BAGHDAD, (Reuters) – Iraqi Prime Minister Haider al-Abadi announced the launching of an offensive to retake the Islamic State stronghold of Falluja after the military told residents yesterday to get ready to leave before fighting started.
“Zero hour for the liberation of Falluja has arrived. The moment of great victory has drawn near and Daesh has no choice but to flee,” Abadi said on his official Twitter feed, using an Arabic acronym for the jihadist group.
He said the offensive would be conducted by the army, police, counterterrorism forces, local tribal fighters and a coalition of mostly Shi’ite Muslim militias. A U.S.-led coalition that has bombed Islamic State in Iraq and neighbouring Syria for nearly two years was expected to provide air support.
Falluja, a longtime bastion of Sunni Muslim jihadists, 50 km (30 miles) west of Baghdad, was the first city to fall to the jihadists, in January 2014, six months before the group declared a caliphate spanning large parts of Iraq and Syria.

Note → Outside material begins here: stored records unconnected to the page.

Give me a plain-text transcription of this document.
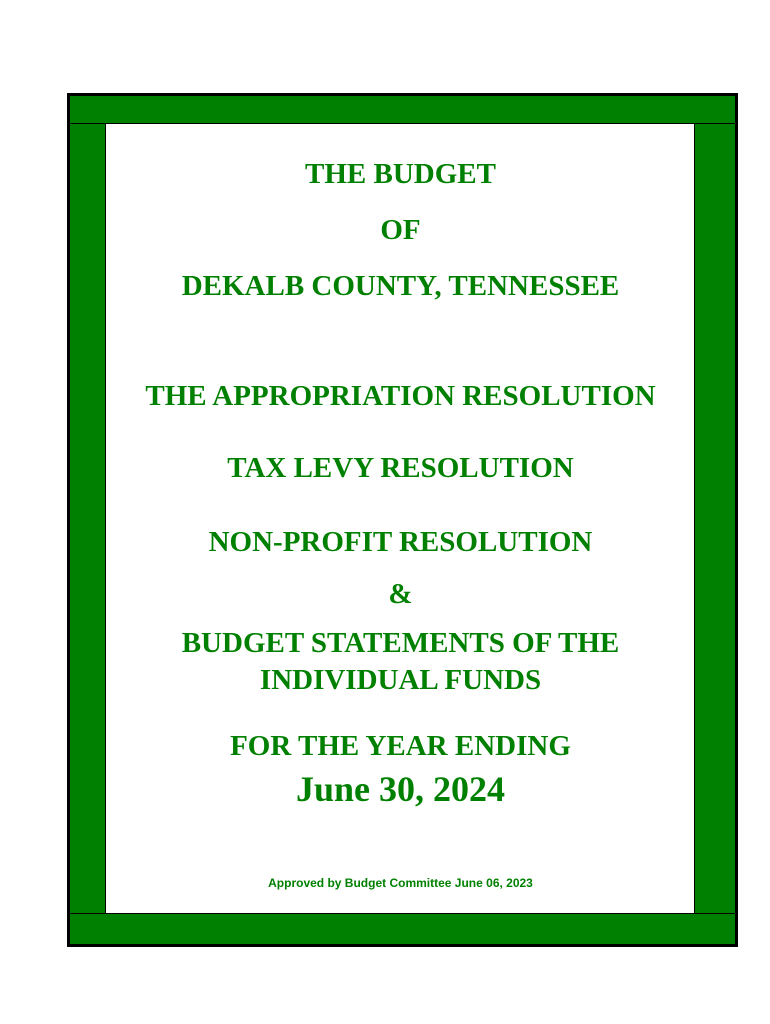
THE BUDGET
OF
DEKALB COUNTY, TENNESSEE
THE APPROPRIATION RESOLUTION
TAX LEVY RESOLUTION
NON-PROFIT RESOLUTION
&
BUDGET STATEMENTS OF THE
INDIVIDUAL FUNDS
FOR THE YEAR ENDING
June 30, 2024
Approved by Budget Committee June 06, 2023
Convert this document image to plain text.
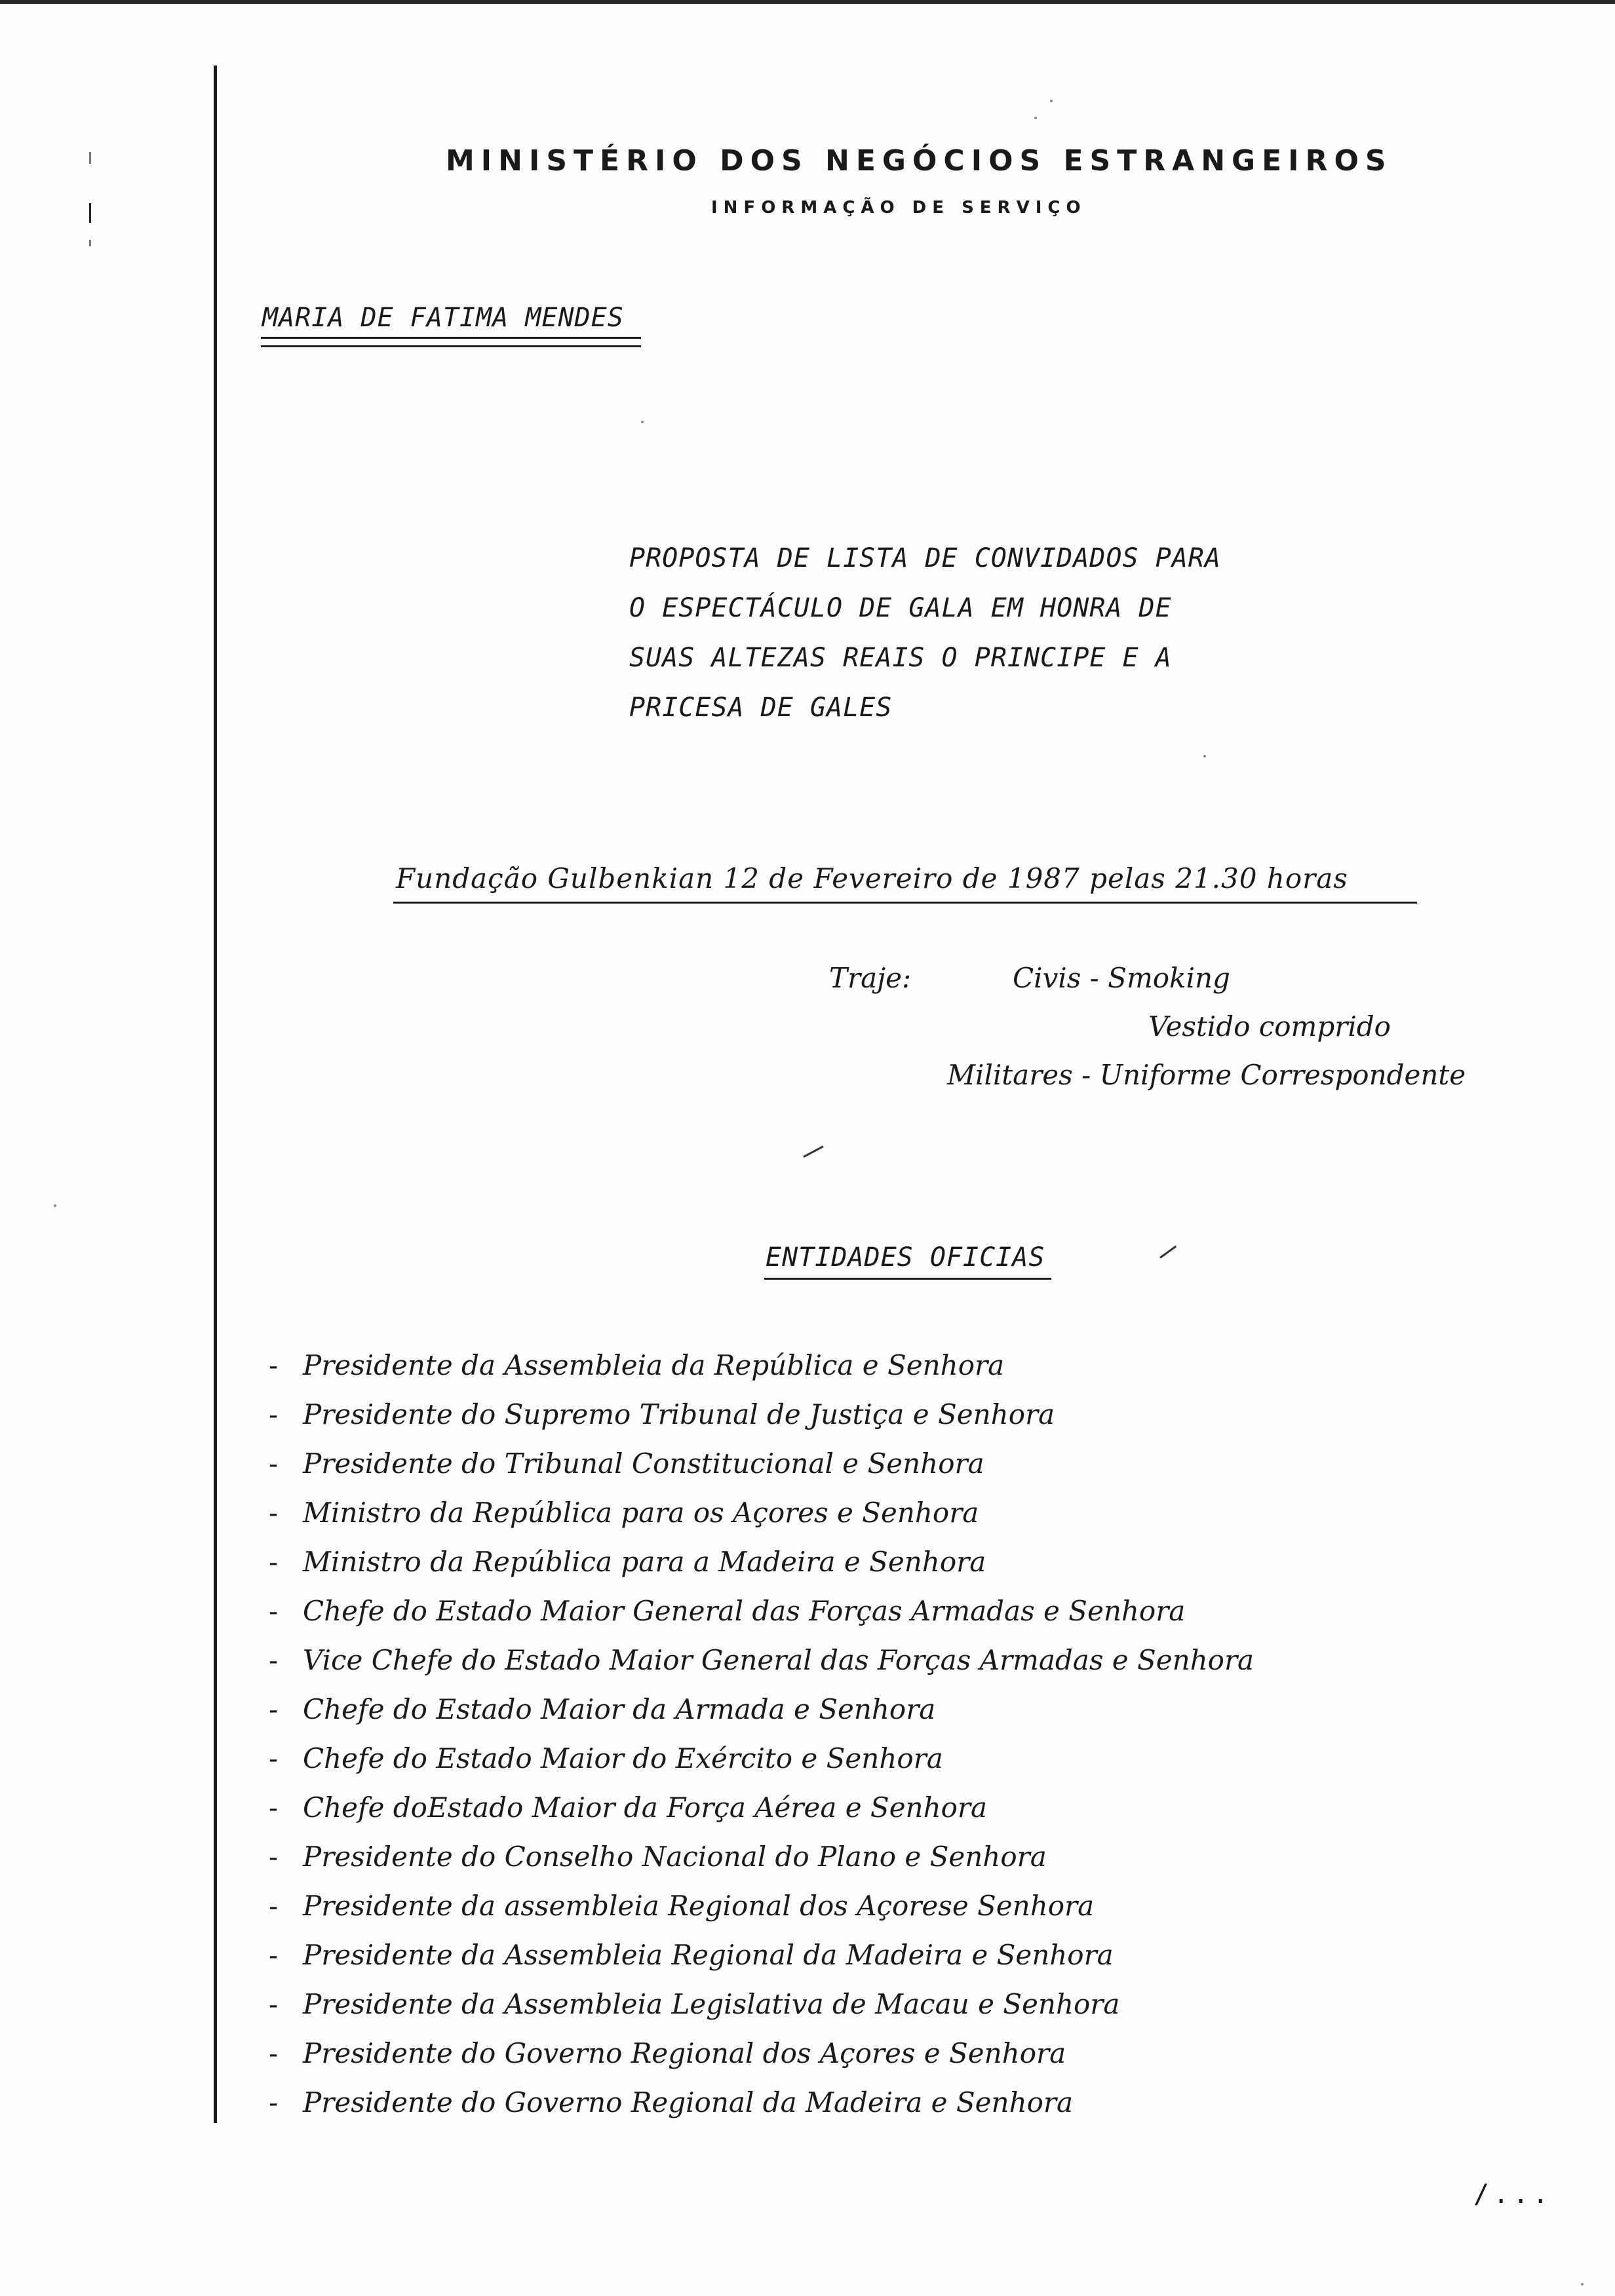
MINISTÉRIO DOS NEGÓCIOS ESTRANGEIROS
INFORMAÇÃO DE SERVIÇO
MARIA DE FATIMA MENDES
PROPOSTA DE LISTA DE CONVIDADOS PARA
O ESPECTÁCULO DE GALA EM HONRA DE
SUAS ALTEZAS REAIS O PRINCIPE E A
PRICESA DE GALES
Fundação Gulbenkian 12 de Fevereiro de 1987 pelas 21.30 horas
Traje:	Civis - Smoking
Vestido comprido
Militares - Uniforme Correspondente
ENTIDADES OFICIAS
- Presidente da Assembleia da República e Senhora
- Presidente do Supremo Tribunal de Justiça e Senhora
- Presidente do Tribunal Constitucional e Senhora
- Ministro da República para os Açores e Senhora
- Ministro da República para a Madeira e Senhora
- Chefe do Estado Maior General das Forças Armadas e Senhora
- Vice Chefe do Estado Maior General das Forças Armadas e Senhora
- Chefe do Estado Maior da Armada e Senhora
- Chefe do Estado Maior do Exército e Senhora
- Chefe doEstado Maior da Força Aérea e Senhora
- Presidente do Conselho Nacional do Plano e Senhora
- Presidente da assembleia Regional dos Açorese Senhora
- Presidente da Assembleia Regional da Madeira e Senhora
- Presidente da Assembleia Legislativa de Macau e Senhora
- Presidente do Governo Regional dos Açores e Senhora
- Presidente do Governo Regional da Madeira e Senhora
/...
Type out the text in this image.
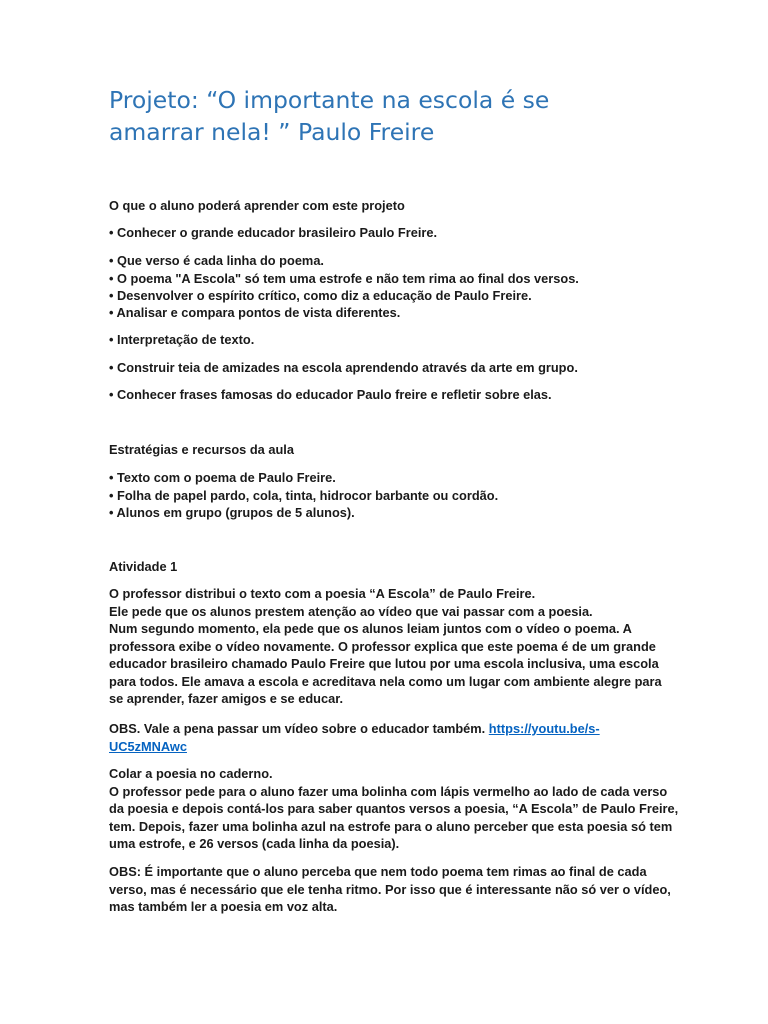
Projeto: “O importante na escola é se
amarrar nela! ” Paulo Freire
O que o aluno poderá aprender com este projeto
• Conhecer o grande educador brasileiro Paulo Freire.
• Que verso é cada linha do poema.
• O poema "A Escola" só tem uma estrofe e não tem rima ao final dos versos.
• Desenvolver o espírito crítico, como diz a educação de Paulo Freire.
• Analisar e compara pontos de vista diferentes.
• Interpretação de texto.
• Construir teia de amizades na escola aprendendo através da arte em grupo.
• Conhecer frases famosas do educador Paulo freire e refletir sobre elas.
Estratégias e recursos da aula
• Texto com o poema de Paulo Freire.
• Folha de papel pardo, cola, tinta, hidrocor barbante ou cordão.
• Alunos em grupo (grupos de 5 alunos).
Atividade 1
O professor distribui o texto com a poesia “A Escola” de Paulo Freire.
Ele pede que os alunos prestem atenção ao vídeo que vai passar com a poesia.
Num segundo momento, ela pede que os alunos leiam juntos com o vídeo o poema. A
professora exibe o vídeo novamente. O professor explica que este poema é de um grande
educador brasileiro chamado Paulo Freire que lutou por uma escola inclusiva, uma escola
para todos. Ele amava a escola e acreditava nela como um lugar com ambiente alegre para
se aprender, fazer amigos e se educar.
OBS. Vale a pena passar um vídeo sobre o educador também. https://youtu.be/s-
UC5zMNAwc
Colar a poesia no caderno.
O professor pede para o aluno fazer uma bolinha com lápis vermelho ao lado de cada verso
da poesia e depois contá-los para saber quantos versos a poesia, “A Escola” de Paulo Freire,
tem. Depois, fazer uma bolinha azul na estrofe para o aluno perceber que esta poesia só tem
uma estrofe, e 26 versos (cada linha da poesia).
OBS: É importante que o aluno perceba que nem todo poema tem rimas ao final de cada
verso, mas é necessário que ele tenha ritmo. Por isso que é interessante não só ver o vídeo,
mas também ler a poesia em voz alta.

Iraqi officials said Shi’ite militias, including ones backed by neighbouring Iran, may be restricted to operating outside the city proper, as they were largely in the battle for Ramadi, to avoid aggravating sectarian tensions with Sunni residents.
The Iraqi army, police and the militias, backed by coalition air strikes, have surrounded Falluja since late last year, while the jihadists have been preventing residents from leaving for months.
Families who cannot flee should raise white flags to mark their location in the city, the military’s media unit said in a statement on state television, a tactic employed with some success in other recent offensives.
Deputy District Council Chairman Falih al-Essawi said three corridors would be opened for civilians to camps west, southwest and southeast of the city, and a subsequent military statement said some residents had begun to flee.
“Our goal is to liberate civilians from Daesh’s repression and terrorism,” Abadi said in a televised speech.
Residents told Reuters about 20 families set out from a southern front-line neighbourhood late on Saturday but that only half of them made it out. Some were intercepted by Islamic State, while others were killed by explosives planted along the road by the jihadists, the residents said.